Girl Throws Weights: Calculate Speed Relative to Ground

[abbie]

A 50.0-kg girl stands on a 10.0-kg wagon holding two 15.0-kg weights. She throws the weights horizontally off the back of the wagon at a speed of 6.5 m/s relative to herself . Assuming that the wagon was at rest initially, what is the speed of the girl relative to the ground after she throws both weights at the same time?

conservation of momentum

I can't seem to get this and I don't know why.. I used conservation of momentum and got a perfectly reasonable answer. I even used center of mass and got the same answer...

0 = -(15*2)*6.5 + (50+10)*V
V = 3.25
I tried both positive and negative and both are apparently wrong

with Center of Mass I get:
10 seconds after throw - weights travel 65 m, so-
(-65*30 + 60*X)/90 ----> 1950 = 60X
using the distance I get V = 3.25

So obviously I'm doing something wrong, and I don't care how stupid I feel finding out what it is cause this question is really bugging me..

Thanks

 

[LowlyPion]

The speed of the masses is in the frame of reference of the girl/wagon. And they separate at 6.5m/s.
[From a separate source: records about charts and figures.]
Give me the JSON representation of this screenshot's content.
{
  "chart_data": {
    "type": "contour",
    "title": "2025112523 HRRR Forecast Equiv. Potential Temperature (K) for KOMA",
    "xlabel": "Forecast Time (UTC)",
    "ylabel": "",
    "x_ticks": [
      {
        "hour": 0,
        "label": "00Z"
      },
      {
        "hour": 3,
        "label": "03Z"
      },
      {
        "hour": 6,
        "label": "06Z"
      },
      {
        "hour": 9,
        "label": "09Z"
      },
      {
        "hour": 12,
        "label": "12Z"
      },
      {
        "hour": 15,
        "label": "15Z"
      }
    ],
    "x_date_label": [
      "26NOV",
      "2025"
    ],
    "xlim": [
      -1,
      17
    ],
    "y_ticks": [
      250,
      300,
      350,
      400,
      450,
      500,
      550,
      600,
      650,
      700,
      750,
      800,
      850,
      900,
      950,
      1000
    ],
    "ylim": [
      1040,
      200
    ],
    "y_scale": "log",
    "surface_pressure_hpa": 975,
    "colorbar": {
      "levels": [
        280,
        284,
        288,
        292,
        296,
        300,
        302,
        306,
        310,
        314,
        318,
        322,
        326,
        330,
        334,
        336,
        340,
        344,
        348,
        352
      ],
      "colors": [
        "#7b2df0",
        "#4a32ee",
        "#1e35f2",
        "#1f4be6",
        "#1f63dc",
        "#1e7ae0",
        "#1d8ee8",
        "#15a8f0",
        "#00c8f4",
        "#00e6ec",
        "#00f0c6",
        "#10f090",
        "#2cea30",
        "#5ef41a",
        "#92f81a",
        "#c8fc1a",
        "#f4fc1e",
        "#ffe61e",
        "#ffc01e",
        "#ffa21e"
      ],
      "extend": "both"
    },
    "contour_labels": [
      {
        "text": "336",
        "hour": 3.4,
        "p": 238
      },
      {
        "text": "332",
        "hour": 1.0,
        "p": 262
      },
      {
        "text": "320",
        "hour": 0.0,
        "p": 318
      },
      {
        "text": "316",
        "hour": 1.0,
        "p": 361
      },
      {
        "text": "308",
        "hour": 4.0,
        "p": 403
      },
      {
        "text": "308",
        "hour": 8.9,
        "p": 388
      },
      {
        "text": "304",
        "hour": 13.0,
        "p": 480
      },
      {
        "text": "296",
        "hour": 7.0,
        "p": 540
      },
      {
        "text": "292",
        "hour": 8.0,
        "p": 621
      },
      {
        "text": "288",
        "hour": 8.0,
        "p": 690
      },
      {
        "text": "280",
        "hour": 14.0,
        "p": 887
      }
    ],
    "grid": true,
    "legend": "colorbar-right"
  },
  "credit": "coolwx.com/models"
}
Now the mass thrown is half the mass of the girl/wagon. In the frame of reference of the observer (that is grading the question) that means that the masses |Vm| are going twice the speed of the wagon/girl |Vwg| but in opposite directions of course.

If in the frame of the wagon that speed of separation is 6.5 ...
... and 2*|Vwg| = |Vm| then ...

|Vm| = 2/3*(6.5)

And |Vwg| = 1/3*6.5

This preserves your momentum relationship and of course the center of mass of the system remaining in the same position

 

[thomate1]

for your question. It looks like you are on the right track with using conservation of momentum to solve this problem. The equation you used is correct, but it looks like there may be a mistake in your calculation. When solving for the velocity of the girl after the weights are thrown, you should be dividing by the total mass of the system (50 kg + 10 kg = 60 kg), not just the mass of the girl (50 kg). This should give you a final velocity of 3.25 m/s, which matches your answer using the center of mass method.

One thing to keep in mind when using conservation of momentum is that the initial and final momenta must be calculated relative to the same reference frame. In this case, the initial momentum is calculated relative to the girl, while the final momentum is calculated relative to the ground. This is why we divide by the total mass of the system to get the final velocity relative to the ground.

I hope this helps clear up any confusion and you can feel more confident in your solution to this problem. Keep up the good work in your scientific studies!